The third issue presented is likewise, almost definitionally is inconsistent with the fact that Section 3 of the 14th Amendment (which was adopted after the First Amendment) carves out this narrow exception to the First Amendment freedom of association regarding who a political party can back as a Presidential nominee.
The qualification of a person to serve as President under Section 3 of the 14th Amendment is not different in kind from the exceptions that exist in the original 1789 version of the U.S. Constitution such as the bar on running for office following an impeachment if the impeachment conviction provides that this is the case, related to being at least 35 years old, and regarding being a native born citizen with a long period of residency in the United States from the original constitution, or from the term limits limitation of the 22nd Amendment to the U.S. Constitution.
There is just no logical way to distinguish the Section 3 of the 14th Amendment bar to a candidate's Presidency, from these completely uncontroversial qualifications to run for the Presidency, in connection with the kind of First Amendment challenge that the Colorado GOP has presented to the U.S. Supreme Court. Justice Gorsuch has, indeed, already ruled against a similar challenge in an opinion he wrote as a judge on the U.S. Court of Appeals for the 10th Circuit, not long before he became a U.S. Supreme Court justice.
So, it will be much more challenging for the U.S. Supreme Court to disagree with the Colorado Supreme Court on these issues, than on other issues that could have been presented. And, only two of the six conservative U.S. Supreme Court justices need to be persuaded on the issues upon which it grants certiorari for Trump's Presidential bid to be defeated.
To rule in favor of Trump, as six of the nine conservative justices on the U.S. Supreme Court would surely like to do, the U.S. Supreme Court is pretty much forced to make a blatantly partisan and lawless decision on any of these three issues. But this kind of ruling would seriously damage its already badly tarnished legitimacy.
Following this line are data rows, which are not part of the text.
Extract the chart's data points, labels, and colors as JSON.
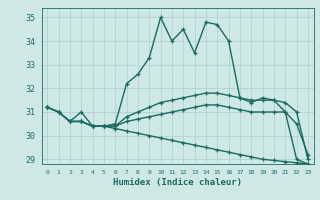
{
  "title": "",
  "xlabel": "Humidex (Indice chaleur)",
  "xlim": [
    -0.5,
    23.5
  ],
  "ylim": [
    28.8,
    35.4
  ],
  "yticks": [
    29,
    30,
    31,
    32,
    33,
    34,
    35
  ],
  "xticks": [
    0,
    1,
    2,
    3,
    4,
    5,
    6,
    7,
    8,
    9,
    10,
    11,
    12,
    13,
    14,
    15,
    16,
    17,
    18,
    19,
    20,
    21,
    22,
    23
  ],
  "background_color": "#cde8e5",
  "grid_color": "#aecfcc",
  "line_color": "#1a6b62",
  "line_width": 1.0,
  "marker": "+",
  "marker_size": 3.5,
  "series": [
    [
      31.2,
      31.0,
      30.6,
      31.0,
      30.4,
      30.4,
      30.5,
      32.2,
      32.6,
      33.3,
      35.0,
      34.0,
      34.5,
      33.5,
      34.8,
      34.7,
      34.0,
      31.6,
      31.4,
      31.6,
      31.5,
      31.0,
      29.0,
      28.8
    ],
    [
      31.2,
      31.0,
      30.6,
      30.6,
      30.4,
      30.4,
      30.4,
      30.8,
      31.0,
      31.2,
      31.4,
      31.5,
      31.6,
      31.7,
      31.8,
      31.8,
      31.7,
      31.6,
      31.5,
      31.5,
      31.5,
      31.4,
      31.0,
      29.0
    ],
    [
      31.2,
      31.0,
      30.6,
      30.6,
      30.4,
      30.4,
      30.4,
      30.6,
      30.7,
      30.8,
      30.9,
      31.0,
      31.1,
      31.2,
      31.3,
      31.3,
      31.2,
      31.1,
      31.0,
      31.0,
      31.0,
      31.0,
      30.5,
      29.2
    ],
    [
      31.2,
      31.0,
      30.6,
      30.6,
      30.4,
      30.4,
      30.3,
      30.2,
      30.1,
      30.0,
      29.9,
      29.8,
      29.7,
      29.6,
      29.5,
      29.4,
      29.3,
      29.2,
      29.1,
      29.0,
      28.95,
      28.9,
      28.85,
      28.8
    ]
  ]
}
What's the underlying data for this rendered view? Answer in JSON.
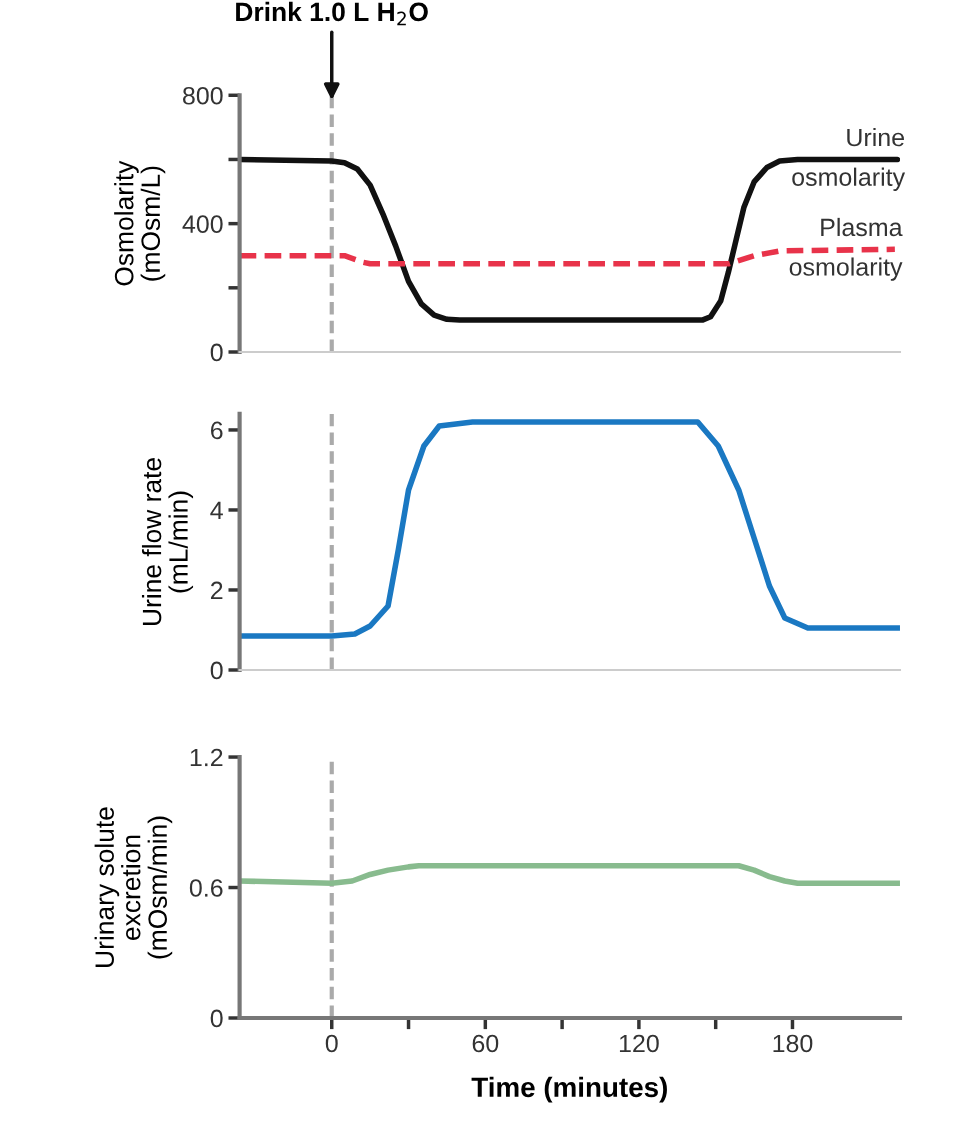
{
  "chart_data": [
    {
      "type": "line",
      "ylabel": "Osmolarity\n(mOsm/L)",
      "annotations": [
        {
          "text": "Drink 1.0 L H$_{2}$O",
          "x": 0,
          "y": 800
        }
      ],
      "xlim": [
        -36,
        222
      ],
      "ylim": [
        0,
        800
      ],
      "yticks": [
        0,
        {
          "value": 200,
          "label": null
        },
        400,
        {
          "value": 600,
          "label": null
        },
        800
      ],
      "tick_labels": "y",
      "legend": false,
      "grid": false,
      "ref_lines": [
        {
          "axis": "x",
          "value": 0,
          "label": null,
          "color": "#aaaaaa",
          "line_style": "dashed"
        }
      ],
      "series": [
        {
          "name": "Urine\nosmolarity",
          "color": "#111111",
          "line_style": "solid",
          "x": [
            -36,
            0,
            5,
            10,
            15,
            20,
            25,
            30,
            35,
            40,
            45,
            50,
            145,
            148,
            152,
            155,
            158,
            161,
            165,
            170,
            175,
            182,
            221
          ],
          "values": [
            600,
            595,
            590,
            570,
            520,
            430,
            330,
            220,
            150,
            115,
            102,
            100,
            100,
            110,
            160,
            250,
            350,
            450,
            530,
            575,
            595,
            600,
            600
          ]
        },
        {
          "name": "Plasma\nosmolarity",
          "color": "#e8334a",
          "line_style": "dashed",
          "x": [
            -36,
            0,
            5,
            12,
            15,
            155,
            165,
            175,
            220
          ],
          "values": [
            300,
            300,
            300,
            280,
            275,
            275,
            300,
            315,
            320
          ]
        }
      ]
    },
    {
      "type": "line",
      "ylabel": "Urine flow rate\n(mL/min)",
      "xlim": [
        -36,
        222
      ],
      "ylim": [
        0,
        6.4
      ],
      "yticks": [
        0,
        2,
        4,
        6
      ],
      "tick_labels": "y",
      "legend": false,
      "grid": false,
      "ref_lines": [
        {
          "axis": "x",
          "value": 0,
          "label": null,
          "color": "#aaaaaa",
          "line_style": "dashed"
        }
      ],
      "series": [
        {
          "color": "#1a78c2",
          "line_style": "solid",
          "x": [
            -36,
            0,
            9,
            15,
            22,
            26,
            30,
            36,
            42,
            55,
            143,
            151,
            159,
            165,
            171,
            177,
            186,
            222
          ],
          "values": [
            0.85,
            0.85,
            0.9,
            1.1,
            1.6,
            3.0,
            4.5,
            5.6,
            6.1,
            6.2,
            6.2,
            5.6,
            4.5,
            3.3,
            2.1,
            1.3,
            1.05,
            1.05
          ]
        }
      ]
    },
    {
      "type": "line",
      "ylabel": "Urinary solute\nexcretion\n(mOsm/min)",
      "xlabel": "Time (minutes)",
      "xlim": [
        -36,
        222
      ],
      "xticks": [
        0,
        {
          "value": 30,
          "label": null
        },
        60,
        {
          "value": 90,
          "label": null
        },
        120,
        {
          "value": 150,
          "label": null
        },
        180
      ],
      "ylim": [
        0,
        1.2
      ],
      "yticks": [
        0,
        0.6,
        1.2
      ],
      "legend": false,
      "grid": false,
      "ref_lines": [
        {
          "axis": "x",
          "value": 0,
          "label": null,
          "color": "#aaaaaa",
          "line_style": "dashed"
        }
      ],
      "series": [
        {
          "color": "#88bb8e",
          "line_style": "solid",
          "x": [
            -36,
            0,
            8,
            15,
            22,
            30,
            34,
            159,
            165,
            171,
            177,
            182,
            222
          ],
          "values": [
            0.63,
            0.62,
            0.63,
            0.66,
            0.68,
            0.695,
            0.7,
            0.7,
            0.68,
            0.65,
            0.63,
            0.62,
            0.62
          ]
        }
      ]
    }
  ]
}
The Colorado GOP would have been smarter to make at least one of the issues presented the question of whether the facts found by the trial court constitute an insurrection for purposes of Section 3 of the 14th Amendment, and whether the facts presented at trial in the case were sufficient to support a finding that Trump had participated in an insurrection.
Similarly, it might have had a better chance arguing that President Trump’s speech inciting the crowd that breached the U.S. Capitol on January 6, 2021, was protected by the First Amendment.
But those issues, which would have made it easier for a friendly U.S. Supreme Court to rule in their favor, have effectively been forfeited by its failure to include them as proposed certiorari issues in its petition to the U.S. Supreme Court.
Certainly, the conservative supermajority on the U.S. Supreme Court has the power to keep Trump on the ballot, sensible jurisprudence be damned, and no one could overrule them if they did. But these conservative justices are not all MAGA Republicans who would be willing to compromise their integrity and their institution's long term credibility and power for this cause, particularly for a President who is constantly petitioning them for extraordinary relief in plain vanilla situations, which they only sometimes grant him, and who puts the future of the rule of law and democracy in the United States at risk.